Em 2 Coríntios 12.2-10, Paulo menciona o “espinho na carne”, símbolo de sua fraqueza e condição, que não lhe permite gloriar-se por ser mensageiro de Deus. Contudo não se sente constrangido com as adversidades da missão (v.10). Pelo contrário, tem consciência de estar “carregando” a cruz.
O Evangelho de Marcos tem sido objeto de inúmeras investigações. As conclusões da alta crítica continuam prevalecendo na compreensão do evangelho. Marcos é o evangelho mais antigo. Segundo a teoria das fontes, serviu de fonte para os demais sinóticos. Além disso, inaugura o gênero evangelho.
A estrutura do Evangelho de Marcos apresenta três partes. A atividade de Jesus começa na Galileia, passa pela Samaria e culmina em Jerusalém, na Judeia. Nessa estrutura, demarcada pelo espaço geográfico, está inserida uma estrutura literária que permite dividir o evangelho em duas partes. A primeira inclui Marcos 1.1-8.26. A segunda compreende Marcos 8.27-16.8 (Brown, p. 206). Portanto o texto de Mc 6.1-13 está inserido no primeiro bloco de textos do evangelho.
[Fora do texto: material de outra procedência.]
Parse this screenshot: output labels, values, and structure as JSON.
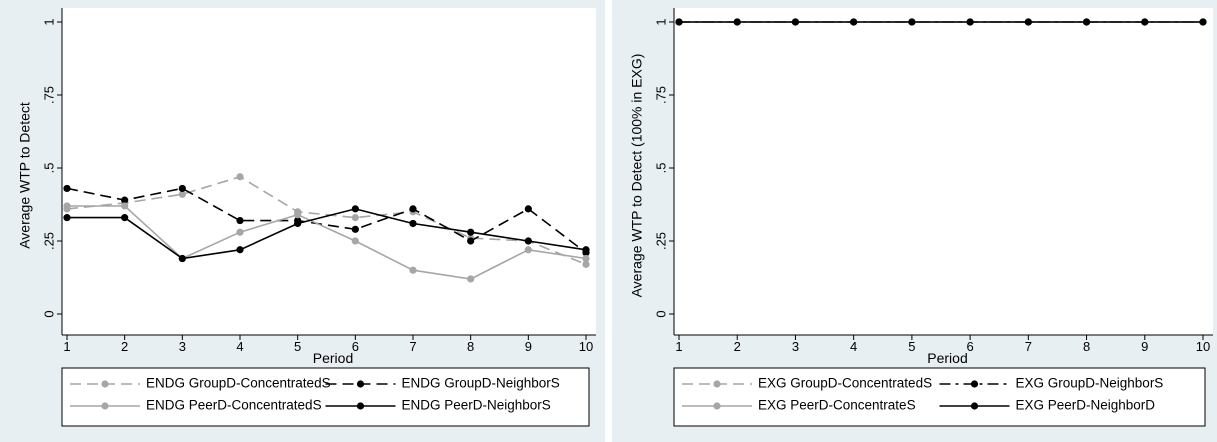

O texto de Mc 6.1-13 apresenta duas partes. A primeira, Mc 6.1-6a, tem como conteúdo a volta de Jesus a Nazaré, sua terra natal. A segunda parte, Mc 6.6b-13, trata da missão dos doze, do envio dos discípulos por Jesus. Na perícope imediatamente anterior, Mc 5.35-43, Jesus chega à casa de Jairo para ressuscitar sua filha. Na perícope que segue o texto de Mc 6.6b-13, há um relato sobre a atividade de Herodes (Mc 6.14-29). Chama atenção que entre o envio (6.1-6) e o retorno (6.30-32) dos discípulos está esse texto sobre Herodes e relacionado com a morte de João Batista (Mc 6.14-29). Portanto Jairo e Herodes demarcam a moldura do texto. Nos dois textos está em discussão o tema da ressurreição.
Marcos 6.1-6a
V. 1 – Até agora, o centro da atividade pública de Jesus havia sido Cafarnaum. Dessa localidade Jesus estabelece o primeiro circuito pela Galileia (1.39) e faz uma viagem de ida (4.35) e volta (5.21) pelo lago de Tiberíades.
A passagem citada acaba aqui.